Because it’s so important that you get this right, we wanted to give you some additional help. We found that the best trading style has three characteristics:
- #1 It fits your personality.
- #2 It fits your circumstances.
- #3 It fits your goals.
You need all three, though the order is important.
Let us elaborate.
#1 It fits your personality
The key is that people have different emotional tolerances and do best with a trading style that gives them the right amount of stimulus.
Consider this example from Forbes contributor Brett Steenbarger:
A common pattern in failed marriages is that one partner seeks action and excitement while the other needs stability and security.
In other words, what is rewarding to one party is threatening and frustrating to the other. We can probably agree that this is not the strongest foundation for a relationship.
If you have low emotional tolerance but your positions give you more ups and downs than you can tolerate, chances are you will lose control and let your emotions interfere.
On the other hand, if you would like action but you limit yourself to slow markets and conservative risk management, you will become annoyed and fall into overtrading.
Take some time to evaluate yourself. After you do, you should be able to cross off one or two trading styles from the list. Then you can proceed to the next point.
#2 It fits your circumstances
Once you know which trading styles work with your personality, you must investigate whether they fit your circumstances.
Your circumstances are things like:
- The time you can spend on trading
- The amount of trading capital you have
- Whether or not you have a day job
- Your time zone
And so forth.
For example, you might think that you would like day trading; however, if you have a full-time job, it’s not the best style for you. Similarly, you might not want to be a scalper if the peak market hours fall in the middle of the night in your country.
You probably get the point, so let’s move on to the last characteristic.
#3 It fits your goals
Most people think only about this part. Scalpers make a lot of money, so they decide to be scalpers.
It doesn’t work like that.
Your goals are important but they should be realistic. That’s why you need to meet the other two criteria first.
Apart from that, there isn’t much to say here.
You might want to support your income, replace it, or just beat returns from the bank (which isn’t very hard nowadays…)

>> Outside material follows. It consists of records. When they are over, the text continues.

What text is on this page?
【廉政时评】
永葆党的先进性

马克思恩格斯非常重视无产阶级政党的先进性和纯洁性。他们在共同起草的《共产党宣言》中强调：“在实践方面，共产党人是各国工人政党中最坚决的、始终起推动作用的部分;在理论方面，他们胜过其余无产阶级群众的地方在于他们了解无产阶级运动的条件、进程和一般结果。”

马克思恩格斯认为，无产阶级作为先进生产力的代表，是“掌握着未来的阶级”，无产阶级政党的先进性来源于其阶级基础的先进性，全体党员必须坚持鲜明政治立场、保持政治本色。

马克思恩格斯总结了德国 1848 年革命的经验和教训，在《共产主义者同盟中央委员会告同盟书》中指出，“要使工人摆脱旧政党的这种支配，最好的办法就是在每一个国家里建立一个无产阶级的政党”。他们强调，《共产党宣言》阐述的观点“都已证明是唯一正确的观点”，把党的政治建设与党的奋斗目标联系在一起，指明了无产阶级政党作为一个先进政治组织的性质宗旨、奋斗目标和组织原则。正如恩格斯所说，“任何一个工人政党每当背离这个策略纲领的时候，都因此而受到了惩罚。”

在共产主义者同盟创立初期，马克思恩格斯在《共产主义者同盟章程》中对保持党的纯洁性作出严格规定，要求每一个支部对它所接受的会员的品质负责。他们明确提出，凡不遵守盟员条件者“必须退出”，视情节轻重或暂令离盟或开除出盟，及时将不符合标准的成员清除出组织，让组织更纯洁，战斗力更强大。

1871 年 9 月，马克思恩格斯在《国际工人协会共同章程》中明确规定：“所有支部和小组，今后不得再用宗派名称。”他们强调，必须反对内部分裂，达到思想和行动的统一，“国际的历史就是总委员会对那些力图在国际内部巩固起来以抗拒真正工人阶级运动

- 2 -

Whatever your goal is, examine it in light of your personality and circumstances and make sure it’s sensible. It’s better to make some compromises than to pursue something you are unlikely to achieve.
Conclusion
If you’re like most people, you probably didn’t put any thought into your trading style.
Maybe you do day trading because people on YouTube make good money at it. Or you go with position trading because famous traders such as Warren Buffet do the same.
Either way, there’s no real logic to it.
If you follow a trading style you don’t like very much, you’ll end up deviating from your strategy. You’ll make losses on losses — and your confidence will plummet.
It doesn’t matter which style you choose. The style simply needs to be the most suitable one for your personality and circumstances. We hope that this guide has helped you make an informed decision.
FAQ
Day trading is buying and selling securities during the same day. The goal is to earn a small profit on each trade without being exposed to the risk of holding positions overnight.
Position trading is comparable to investing, with the difference being that you can take advantage of falling prices. It requires patience but allows you to benefit from the biggest trends in the market.
Swing trading falls between day trading and position trading. You do not focus on intraday fluctuations, nor do you want to catch large trends. Instead, you trade medium-term price swings on charts like the 4-hour or daily.
Scalping is an extreme form of day trading. Basically, you open many positions throughout the day but close them almost immediately after they show a tiny profit or begin moving in the wrong direction.